Wells Fargo & Company (WFC), one of the biggest financial institutions in the US, is now facing a class-action lawsuit following claims that employee retirement savings are being used for mutual funds to further fund the bank.
Wells Fargo now under intense pressure following yet another lawsuit. Salon.

Wells Fargo & Company (WFC), one of the biggest financial institutions in the US, is now facing a class-action lawsuit following claims that employee retirement savings are being used for mutual funds to further fund the bank.

The lawsuit was filed last November 22 in Minnesota, and currently litigation is under way. The lawsuit states that WFC is guilty of "self-dealing and imprudent investing" by using without employees' consent 401(k) contributions to its Wells Fargo Dow Jones Target Date Funds.

Wells Fargo Dow Jones Target Date refers to Wells Fargo's asset management division, with the investment philosophy of "increasing the odds of retiring with the largest possible balance... (where) the funds seek to balance the desire to grow assets against the need to preserve assets near retirement."

Wells Fargo currently denies giving further comment with the litigation under way.

The lawsuit was filed by Wells Fargo employees headed by John Meiners. The group seeks to get back unrealized profits from their 401(k) contributions following the unconsented funneling of their savings, which has been happening for the past six years. Meiners says employees' savings money were used as seed funds for Wells Fargo to keep on investing to other mutual funds under their noses.

Wells Fargo apparently made it easy for employees to invest on the company's investment portfolio because investment contributions are directly debited to their target date funds accounts. This practicality made the company encourage $35 billions worth of 401(k) contributions from 350,000 customers, including the company's own employees.
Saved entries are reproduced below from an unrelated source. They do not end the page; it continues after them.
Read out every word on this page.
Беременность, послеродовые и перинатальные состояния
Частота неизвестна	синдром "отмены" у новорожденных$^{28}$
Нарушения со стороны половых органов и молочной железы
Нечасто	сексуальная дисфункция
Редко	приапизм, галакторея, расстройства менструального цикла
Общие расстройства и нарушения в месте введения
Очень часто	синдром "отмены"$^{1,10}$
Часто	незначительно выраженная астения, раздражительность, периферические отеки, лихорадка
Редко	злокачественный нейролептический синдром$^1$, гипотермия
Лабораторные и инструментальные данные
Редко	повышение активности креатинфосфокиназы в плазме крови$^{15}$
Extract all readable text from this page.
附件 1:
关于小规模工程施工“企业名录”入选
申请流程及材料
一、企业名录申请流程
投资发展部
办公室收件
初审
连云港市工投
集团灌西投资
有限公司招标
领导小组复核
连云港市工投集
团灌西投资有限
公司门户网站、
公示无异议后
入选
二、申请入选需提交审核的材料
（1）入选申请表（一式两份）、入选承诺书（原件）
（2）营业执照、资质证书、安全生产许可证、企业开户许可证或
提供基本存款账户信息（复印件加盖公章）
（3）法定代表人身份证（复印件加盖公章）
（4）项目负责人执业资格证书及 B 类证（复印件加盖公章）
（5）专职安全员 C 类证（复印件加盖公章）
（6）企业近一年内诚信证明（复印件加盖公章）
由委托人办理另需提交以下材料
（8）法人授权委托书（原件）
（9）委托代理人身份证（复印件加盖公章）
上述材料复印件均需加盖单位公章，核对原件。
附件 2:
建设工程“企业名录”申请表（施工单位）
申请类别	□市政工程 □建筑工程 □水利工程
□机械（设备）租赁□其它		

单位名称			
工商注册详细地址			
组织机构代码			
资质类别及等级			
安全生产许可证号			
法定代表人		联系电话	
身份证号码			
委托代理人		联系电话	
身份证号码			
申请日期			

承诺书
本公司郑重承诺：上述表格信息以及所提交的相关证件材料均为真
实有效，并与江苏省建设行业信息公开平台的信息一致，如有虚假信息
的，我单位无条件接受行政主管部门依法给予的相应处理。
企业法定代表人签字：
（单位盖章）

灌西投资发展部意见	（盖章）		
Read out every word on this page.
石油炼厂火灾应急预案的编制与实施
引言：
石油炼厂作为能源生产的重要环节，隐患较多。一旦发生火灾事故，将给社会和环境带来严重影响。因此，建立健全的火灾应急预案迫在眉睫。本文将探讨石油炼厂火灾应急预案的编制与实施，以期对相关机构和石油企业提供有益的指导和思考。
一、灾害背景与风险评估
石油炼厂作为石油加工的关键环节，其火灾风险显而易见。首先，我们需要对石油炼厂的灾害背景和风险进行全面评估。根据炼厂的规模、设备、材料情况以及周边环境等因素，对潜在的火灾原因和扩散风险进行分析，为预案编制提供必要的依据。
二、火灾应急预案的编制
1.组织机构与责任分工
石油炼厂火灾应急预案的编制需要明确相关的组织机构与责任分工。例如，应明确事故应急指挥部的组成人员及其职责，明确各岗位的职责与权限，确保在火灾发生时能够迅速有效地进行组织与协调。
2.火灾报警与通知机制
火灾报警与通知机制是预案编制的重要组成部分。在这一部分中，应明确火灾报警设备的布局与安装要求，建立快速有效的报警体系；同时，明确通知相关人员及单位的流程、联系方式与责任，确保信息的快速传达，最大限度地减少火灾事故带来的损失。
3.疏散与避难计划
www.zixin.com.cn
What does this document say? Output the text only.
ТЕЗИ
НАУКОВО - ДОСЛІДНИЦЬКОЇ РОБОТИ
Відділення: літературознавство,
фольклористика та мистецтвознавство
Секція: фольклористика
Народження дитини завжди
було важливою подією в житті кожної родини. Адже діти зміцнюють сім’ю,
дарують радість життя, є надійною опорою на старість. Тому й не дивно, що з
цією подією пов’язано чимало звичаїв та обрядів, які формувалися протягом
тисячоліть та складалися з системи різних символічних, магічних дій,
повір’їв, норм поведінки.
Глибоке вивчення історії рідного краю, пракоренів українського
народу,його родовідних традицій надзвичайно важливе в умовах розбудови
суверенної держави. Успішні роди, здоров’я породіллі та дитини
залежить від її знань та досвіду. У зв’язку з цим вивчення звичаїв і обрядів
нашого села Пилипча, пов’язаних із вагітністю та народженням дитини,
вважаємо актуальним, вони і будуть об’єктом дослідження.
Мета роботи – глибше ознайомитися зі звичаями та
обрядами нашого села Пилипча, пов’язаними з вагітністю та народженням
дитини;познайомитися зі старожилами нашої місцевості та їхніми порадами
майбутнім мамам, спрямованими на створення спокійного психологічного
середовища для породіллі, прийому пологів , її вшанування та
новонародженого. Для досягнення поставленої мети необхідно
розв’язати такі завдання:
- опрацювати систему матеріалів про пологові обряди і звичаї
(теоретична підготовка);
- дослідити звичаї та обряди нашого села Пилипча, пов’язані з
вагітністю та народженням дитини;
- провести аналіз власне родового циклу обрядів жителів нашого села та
Wells Fargo Target Date funds, as said on the lawsuit, cost 2.5 times more than other investment funds such as Fidelity Investments and Vanguard Group. According to Meiners, this is because customers have to cover for management fees to manage the funds, then another set of fees to manage other the index funds channeled stealthily by Wells Fargo.

Had the employees invested on Vanguard's Target Date funds instead, they would have collectively earned $323 million more in five years, compared to what they received on Wells Fargo.

Wells Fargo is currently facing other lawsuits, including the opening of unauthorized customer accounts. Just last month, Wells Fargo's CEO John Stumpf stepped out of office following mismanagement and abuse of power allegations.

This class-action lawsuit case is now under U.S. District Judge David Doty in Minneapolis, and is filed as: Meiners v Wells Fargo & Co et al, U.S. District Court, District of Minnesota, No. 16-03981.